A segunda corrente surgiu, historicamente, da negação da primeira, e é mais “moderna”, isto é, mais próxima de nossa realidade. Entre seus grandes autores podemos indicar o inglês Tomás Hobbes e o italiano Nicolau Maquiavel. Ambos consideravam que o ser humano é naturalmente violento, sendo necessário determinar os meios de controlar e/ou usar essa violência com fins legítimos. Para Hobbes, o potencial de violência é tão grande que apenas um poder absoluto, obtido pela cessação da liberdade de todos os indivíduos menos um, pode impor a paz. Maquiavel considerava que a violência é um meio entre outros de que dispõem os homens para a consecução de seus objetivos: a questão é saber se ela é adequada, não se ela é “legítima”. Exceção feita a H. Arendt e a Habermas, as teorias políticas contemporâneas adotam variações ou derivações das de Hobbes e Maquiavel.

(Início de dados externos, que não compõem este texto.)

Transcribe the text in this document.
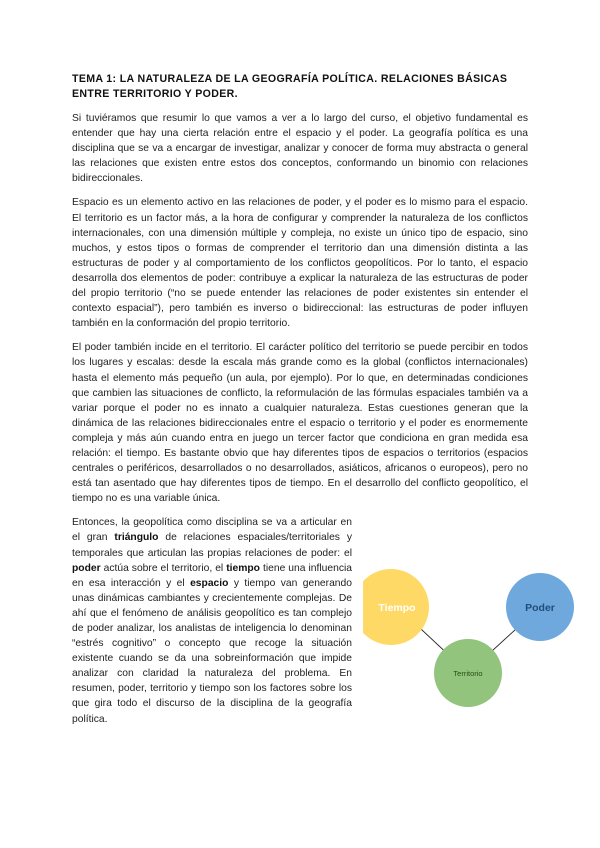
TEMA 1: LA NATURALEZA DE LA GEOGRAFÍA POLÍTICA. RELACIONES BÁSICAS ENTRE TERRITORIO Y PODER.

Si tuviéramos que resumir lo que vamos a ver a lo largo del curso, el objetivo fundamental es entender que hay una cierta relación entre el espacio y el poder. La geografía política es una disciplina que se va a encargar de investigar, analizar y conocer de forma muy abstracta o general las relaciones que existen entre estos dos conceptos, conformando un binomio con relaciones bidireccionales.

Espacio es un elemento activo en las relaciones de poder, y el poder es lo mismo para el espacio. El territorio es un factor más, a la hora de configurar y comprender la naturaleza de los conflictos internacionales, con una dimensión múltiple y compleja, no existe un único tipo de espacio, sino muchos, y estos tipos o formas de comprender el territorio dan una dimensión distinta a las estructuras de poder y al comportamiento de los conflictos geopolíticos. Por lo tanto, el espacio desarrolla dos elementos de poder: contribuye a explicar la naturaleza de las estructuras de poder del propio territorio (“no se puede entender las relaciones de poder existentes sin entender el contexto espacial”), pero también es inverso o bidireccional: las estructuras de poder influyen también en la conformación del propio territorio.

El poder también incide en el territorio. El carácter político del territorio se puede percibir en todos los lugares y escalas: desde la escala más grande como es la global (conflictos internacionales) hasta el elemento más pequeño (un aula, por ejemplo). Por lo que, en determinadas condiciones que cambien las situaciones de conflicto, la reformulación de las fórmulas espaciales también va a variar porque el poder no es innato a cualquier naturaleza. Estas cuestiones generan que la dinámica de las relaciones bidireccionales entre el espacio o territorio y el poder es enormemente compleja y más aún cuando entra en juego un tercer factor que condiciona en gran medida esa relación: el tiempo. Es bastante obvio que hay diferentes tipos de espacios o territorios (espacios centrales o periféricos, desarrollados o no desarrollados, asiáticos, africanos o europeos), pero no está tan asentado que hay diferentes tipos de tiempo. En el desarrollo del conflicto geopolítico, el tiempo no es una variable única.

Entonces, la geopolítica como disciplina se va a articular en el gran triángulo de relaciones espaciales/territoriales y temporales que articulan las propias relaciones de poder: el poder actúa sobre el territorio, el tiempo tiene una influencia en esa interacción y el espacio y tiempo van generando unas dinámicas cambiantes y crecientemente complejas. De ahí que el fenómeno de análisis geopolítico es tan complejo de poder analizar, los analistas de inteligencia lo denominan “estrés cognitivo” o concepto que recoge la situación existente cuando se da una sobreinformación que impide analizar con claridad la naturaleza del problema. En resumen, poder, territorio y tiempo son los factores sobre los que gira todo el discurso de la disciplina de la geografía política.

Tiempo	Poder
Territorio
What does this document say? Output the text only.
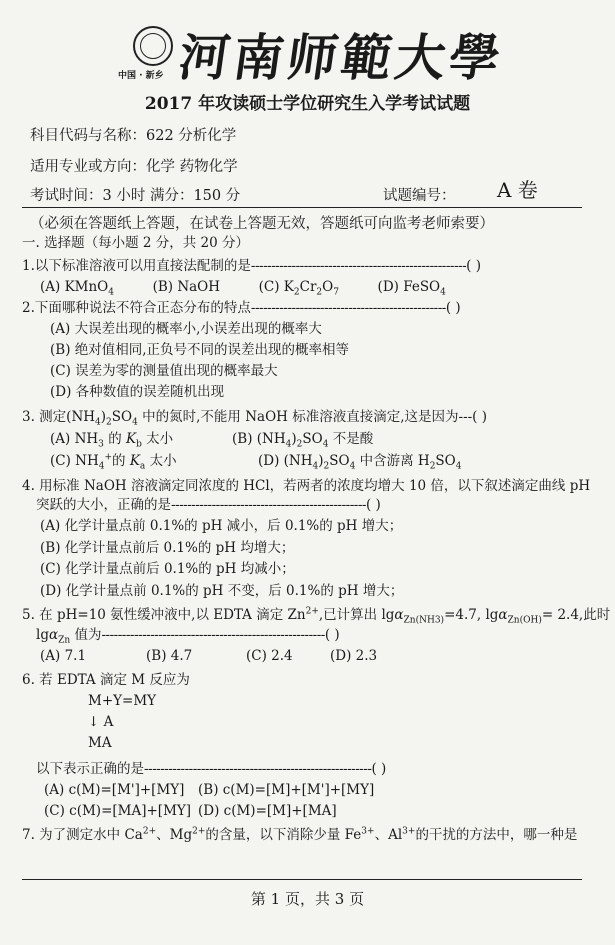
中国 · 新乡 河南师範大學
2017 年攻读硕士学位研究生入学考试试题
科目代码与名称：622 分析化学
适用专业或方向：化学 药物化学
考试时间：3 小时 满分：150 分	试题编号： A 卷
（必须在答题纸上答题，在试卷上答题无效，答题纸可向监考老师索要）
一. 选择题（每小题 2 分，共 20 分）
1.以下标准溶液可以用直接法配制的是-----------------------------------------------------( )
(A) KMnO$_4$	(B) NaOH	(C) $K_2Cr_2O_7$	(D) FeSO$_4$
2.下面哪种说法不符合正态分布的特点------------------------------------------------( )
(A) 大误差出现的概率小,小误差出现的概率大
(B) 绝对值相同,正负号不同的误差出现的概率相等
(C) 误差为零的测量值出现的概率最大
(D) 各种数值的误差随机出现
3. 测定$(NH_4)_2SO_4$ 中的氮时,不能用 NaOH 标准溶液直接滴定,这是因为---( )
(A) $NH_3$ 的 $K_b$ 太小	(B) $(NH_4)_2SO_4$ 不是酸
(C) $NH_4^+$的 $K_a$ 太小	(D) $(NH_4)_2SO_4$ 中含游离 $H_2SO_4$
4. 用标准 NaOH 溶液滴定同浓度的 HCl，若两者的浓度均增大 10 倍，以下叙述滴定曲线 pH
突跃的大小，正确的是------------------------------------------------( )
(A) 化学计量点前 0.1%的 pH 减小，后 0.1%的 pH 增大；
(B) 化学计量点前后 0.1%的 pH 均增大；
(C) 化学计量点前后 0.1%的 pH 均减小；
(D) 化学计量点前 0.1%的 pH 不变，后 0.1%的 pH 增大；
5. 在 pH=10 氨性缓冲液中,以 EDTA 滴定 $Zn^{2+}$,已计算出 lgα$_{Zn(NH3)}$=4.7, lgα$_{Zn(OH)}$= 2.4,此时
lgα$_{Zn}$ 值为-------------------------------------------------------( )
(A) 7.1	(B) 4.7	(C) 2.4	(D) 2.3
6. 若 EDTA 滴定 M 反应为
M+Y=MY
↓ A
MA
以下表示正确的是--------------------------------------------------------( )
(A) c(M)=[M']+[MY] (B) c(M)=[M]+[M']+[MY]
(C) c(M)=[MA]+[MY] (D) c(M)=[M]+[MA]
7. 为了测定水中 $Ca^{2+}$、$Mg^{2+}$的含量，以下消除少量 $Fe^{3+}$、$Al^{3+}$的干扰的方法中，哪一种是
第 1 页，共 3 页
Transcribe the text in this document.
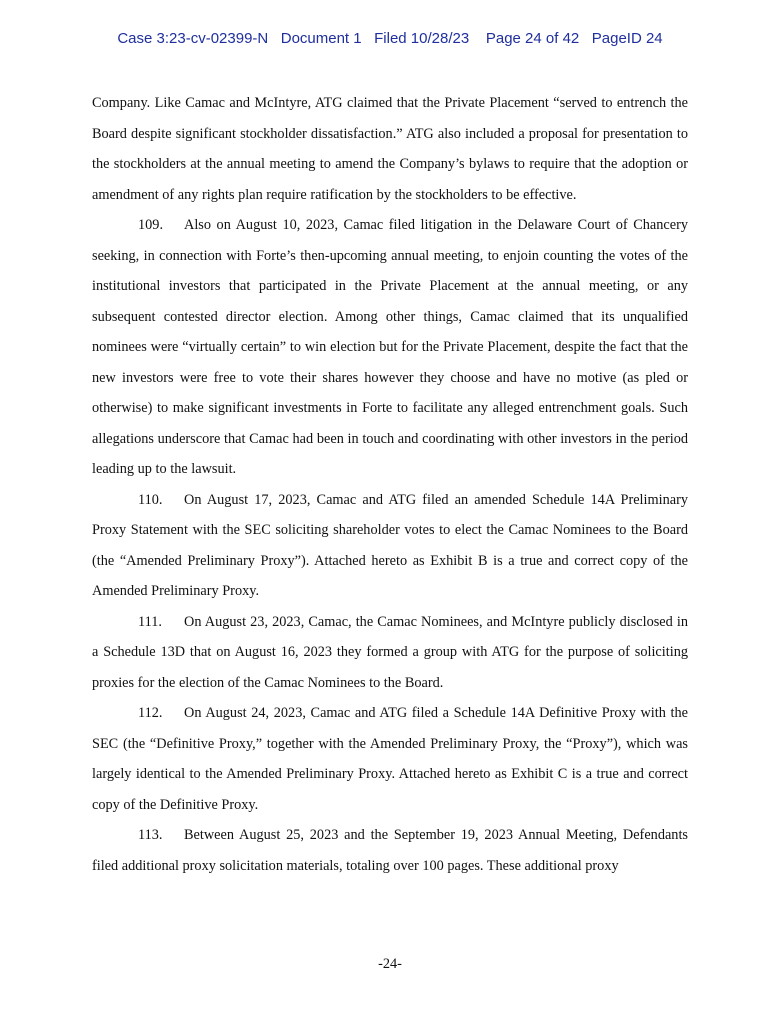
Case 3:23-cv-02399-N   Document 1   Filed 10/28/23    Page 24 of 42   PageID 24

Company. Like Camac and McIntyre, ATG claimed that the Private Placement “served to entrench the Board despite significant stockholder dissatisfaction.” ATG also included a proposal for presentation to the stockholders at the annual meeting to amend the Company’s bylaws to require that the adoption or amendment of any rights plan require ratification by the stockholders to be effective.

109. Also on August 10, 2023, Camac filed litigation in the Delaware Court of Chancery seeking, in connection with Forte’s then-upcoming annual meeting, to enjoin counting the votes of the institutional investors that participated in the Private Placement at the annual meeting, or any subsequent contested director election. Among other things, Camac claimed that its unqualified nominees were “virtually certain” to win election but for the Private Placement, despite the fact that the new investors were free to vote their shares however they choose and have no motive (as pled or otherwise) to make significant investments in Forte to facilitate any alleged entrenchment goals. Such allegations underscore that Camac had been in touch and coordinating with other investors in the period leading up to the lawsuit.

110. On August 17, 2023, Camac and ATG filed an amended Schedule 14A Preliminary Proxy Statement with the SEC soliciting shareholder votes to elect the Camac Nominees to the Board (the “Amended Preliminary Proxy”). Attached hereto as Exhibit B is a true and correct copy of the Amended Preliminary Proxy.

111. On August 23, 2023, Camac, the Camac Nominees, and McIntyre publicly disclosed in a Schedule 13D that on August 16, 2023 they formed a group with ATG for the purpose of soliciting proxies for the election of the Camac Nominees to the Board.

112. On August 24, 2023, Camac and ATG filed a Schedule 14A Definitive Proxy with the SEC (the “Definitive Proxy,” together with the Amended Preliminary Proxy, the “Proxy”), which was largely identical to the Amended Preliminary Proxy. Attached hereto as Exhibit C is a true and correct copy of the Definitive Proxy.

113. Between August 25, 2023 and the September 19, 2023 Annual Meeting, Defendants filed additional proxy solicitation materials, totaling over 100 pages. These additional proxy

-24-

Por fim, uma última teoria política que vale a pena citar, neste contexto, é a do alemão Carlos Schmidt. Mais ou menos variação da anterior, sua concepção é interessante porque afirma que a “essência” da política é a oposição amigo-inimigo: a partir do momento em que distinguimos entre “nós” e “eles”, por um motivo qualquer, estamos na política. Os motivos e os meios que opõem os “amigos” dos “inimigos” podem ser os mais variados possíveis – e a violência é um instrumento evidente.
Nessa segunda tradição de teoria política não se pode falar propriamente de “integração” (embora na primeira também não se possa); com Max Weber, é melhor falar em “legitimação”. A dissensão está sempre presente, às vezes à espreita; o que cumpre fazer é civilizar esses impulsos, mudando os hábitos e os costumes e criando instituições capazes de receber demandas de divergência, processá-las e dar respostas adequadas.